Monday, February 28, 2005

Buy This Car Or We'll Kill Your Children

The magic that is a Chevy Blazer

I settled in last night to watch the Oscars primarily because I wanted to see what Chris Rock would do (Sean Penn: chill out man, you are becoming wicked pompous. You and your actor colleagues are fragile millionaire talking meat sticks. Want socially important work? Run a homeless shelter). It was the usual farago of silly people talking about emphemeral celluloid treats for a mostly white intelligensia (Rock's visit to a multiplex where we learnt that "White Chicks" was many peoples' favorite film of 2004 underscored the point) and good fun for all that, not least because of the unexplained off-screen bangs and crashes that accompanied many of the award introductions (that's the last time the Academy signs a deal with the Union of Klutzy Stagehands, Local 43). And of course, I was looking forward to the commercials.

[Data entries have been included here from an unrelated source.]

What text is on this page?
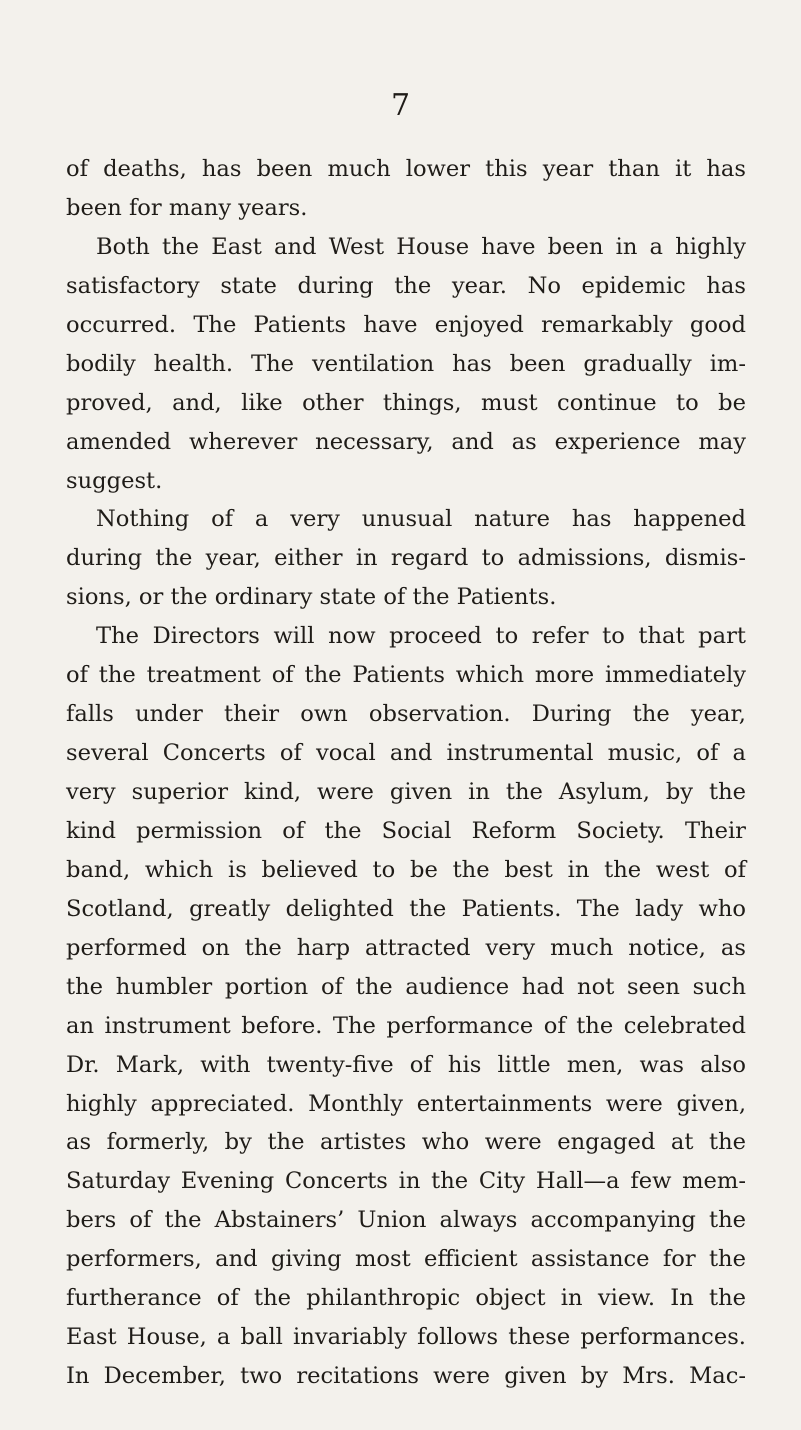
7
of deaths, has been much lower this year than it has
been for many years.
Both the East and West House have been in a highly
satisfactory state during the year. No epidemic has
occurred. The Patients have enjoyed remarkably good
bodily health. The ventilation has been gradually im-
proved, and, like other things, must continue to be
amended wherever necessary, and as experience may
suggest.
Nothing of a very unusual nature has happened
during the year, either in regard to admissions, dismis-
sions, or the ordinary state of the Patients.
The Directors will now proceed to refer to that part
of the treatment of the Patients which more immediately
falls under their own observation. During the year,
several Concerts of vocal and instrumental music, of a
very superior kind, were given in the Asylum, by the
kind permission of the Social Reform Society. Their
band, which is believed to be the best in the west of
Scotland, greatly delighted the Patients. The lady who
performed on the harp attracted very much notice, as
the humbler portion of the audience had not seen such
an instrument before. The performance of the celebrated
Dr. Mark, with twenty-five of his little men, was also
highly appreciated. Monthly entertainments were given,
as formerly, by the artistes who were engaged at the
Saturday Evening Concerts in the City Hall—a few mem-
bers of the Abstainers’ Union always accompanying the
performers, and giving most efficient assistance for the
furtherance of the philanthropic object in view. In the
East House, a ball invariably follows these performances.
In December, two recitations were given by Mrs. Mac-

The sexist cliche is that the Oscar commercials serve the same role in women's lives as Superbowl ads do for men (most women I know were into the game on Superbowl Sunday- maybe its a New England thing- and the ads seem to be endlessly disected by everyone regardless of gender) and so there were lots of JC Penney, make-up, and "your house/clothes/yoni smells terrible" spots. Every year however there has to be one exceptionally sleazy and grotesque ad and this year the winner is... General Motors.

GM didn't advertize any particular line or model of car but rather ran testimonial ads featuring kids and teenagers talking about being in car accidents. In each case it was heavily hinted that a GM car provided your family the best chance to survive a crash and that if you love your family you had best rush out and buy one of their vehicles. A case could be made that the message (air bags, seatbelts, on-star=good) was reasonable but the delivery was heavy handed if it wasn't for news like this:

Safety alert as GM recalls cars
"The world's biggest carmaker General Motors is recalling nearly 200,000 vehicles in the US on safety grounds, according to federal regulators. The National Highway Traffic Safety Administration said the largest recall involves 155,465 pickups, vans and sports utility vehicles.

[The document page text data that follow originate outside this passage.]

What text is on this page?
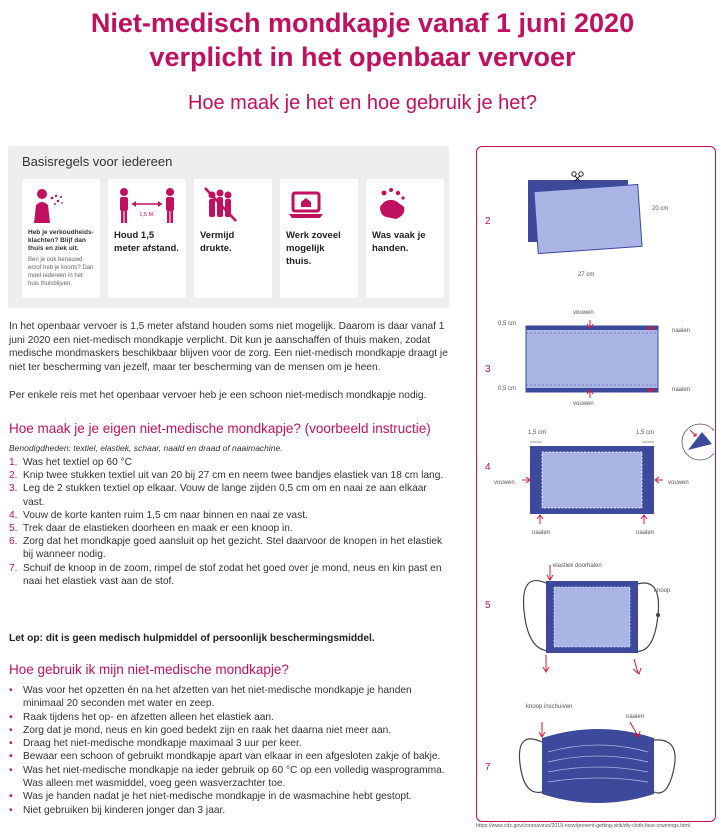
Niet-medisch mondkapje vanaf 1 juni 2020
verplicht in het openbaar vervoer
Hoe maak je het en hoe gebruik je het?
Basisregels voor iedereen
Heb je verkoudheids-klachten? Blijf dan thuis en ziek uit.
Ben je ook benauwd en/of heb je koorts? Dan moet iedereen in het huis thuisblijven.
1,5 M.
Houd 1,5 meter afstand.
Vermijd drukte.
Werk zoveel mogelijk thuis.
Was vaak je handen.
In het openbaar vervoer is 1,5 meter afstand houden soms niet mogelijk. Daarom is daar vanaf 1 juni 2020 een niet-medisch mondkapje verplicht. Dit kun je aanschaffen of thuis maken, zodat medische mondmaskers beschikbaar blijven voor de zorg. Een niet-medisch mondkapje draagt je niet ter bescherming van jezelf, maar ter bescherming van de mensen om je heen.
Per enkele reis met het openbaar vervoer heb je een schoon niet-medisch mondkapje nodig.
Hoe maak je je eigen niet-medische mondkapje? (voorbeeld instructie)
Benodigdheden: textiel, elastiek, schaar, naald en draad of naaimachine.
1. Was het textiel op 60 °C
2. Knip twee stukken textiel uit van 20 bij 27 cm en neem twee bandjes elastiek van 18 cm lang.
3. Leg de 2 stukken textiel op elkaar. Vouw de lange zijden 0,5 cm om en naai ze aan elkaar vast.
4. Vouw de korte kanten ruim 1,5 cm naar binnen en naai ze vast.
5. Trek daar de elastieken doorheen en maak er een knoop in.
6. Zorg dat het mondkapje goed aansluit op het gezicht. Stel daarvoor de knopen in het elastiek bij wanneer nodig.
7. Schuif de knoop in de zoom, rimpel de stof zodat het goed over je mond, neus en kin past en naai het elastiek vast aan de stof.
Let op: dit is geen medisch hulpmiddel of persoonlijk beschermingsmiddel.
Hoe gebruik ik mijn niet-medische mondkapje?
• Was voor het opzetten én na het afzetten van het niet-medische mondkapje je handen minimaal 20 seconden met water en zeep.
• Raak tijdens het op- en afzetten alleen het elastiek aan.
• Zorg dat je mond, neus en kin goed bedekt zijn en raak het daarna niet meer aan.
• Draag het niet-medische mondkapje maximaal 3 uur per keer.
• Bewaar een schoon of gebruikt mondkapje apart van elkaar in een afgesloten zakje of bakje.
• Was het niet-medische mondkapje na ieder gebruik op 60 °C op een volledig wasprogramma. Was alleen met wasmiddel, voeg geen wasverzachter toe.
• Was je handen nadat je het niet-medische mondkapje in de wasmachine hebt gestopt.
• Niet gebruiken bij kinderen jonger dan 3 jaar.
2
20 cm
27 cm
3
vouwen
vouwen
0,5 cm
0,5 cm
naaien
naaien
4
1,5 cm	1,5 cm
vouwen	vouwen
naaien	naaien
5
elastiek doorhalen
knoop
7
knoop inschuiven
naaien
https://www.cdc.gov/coronavirus/2019-ncov/prevent-getting-sick/diy-cloth-face-coverings.html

This is because of possible malfunctions with the braking systems. The affected vehicles in the product recall are from the 2004 and 2005 model years, GM said.

Those vehicles with potential faults are the Chevrolet Avalanche, Express, Kodiak, Silverade and Suburban; the GMC Savana, Sierra and Yukon." (The rest is here)

As CNN pointed out in a related story: "GM, the world's largest auto manufacturer, recalled more than 10 million vehicles in 2004, in a year that saw a record number of recalls across the industry."

If you drive a GM product, at least you'll be able to press the on-star button to summon help as you spin out of control after your shoddy brakes fail. Just remember to press it before the "smart airbag" smacks you in the face.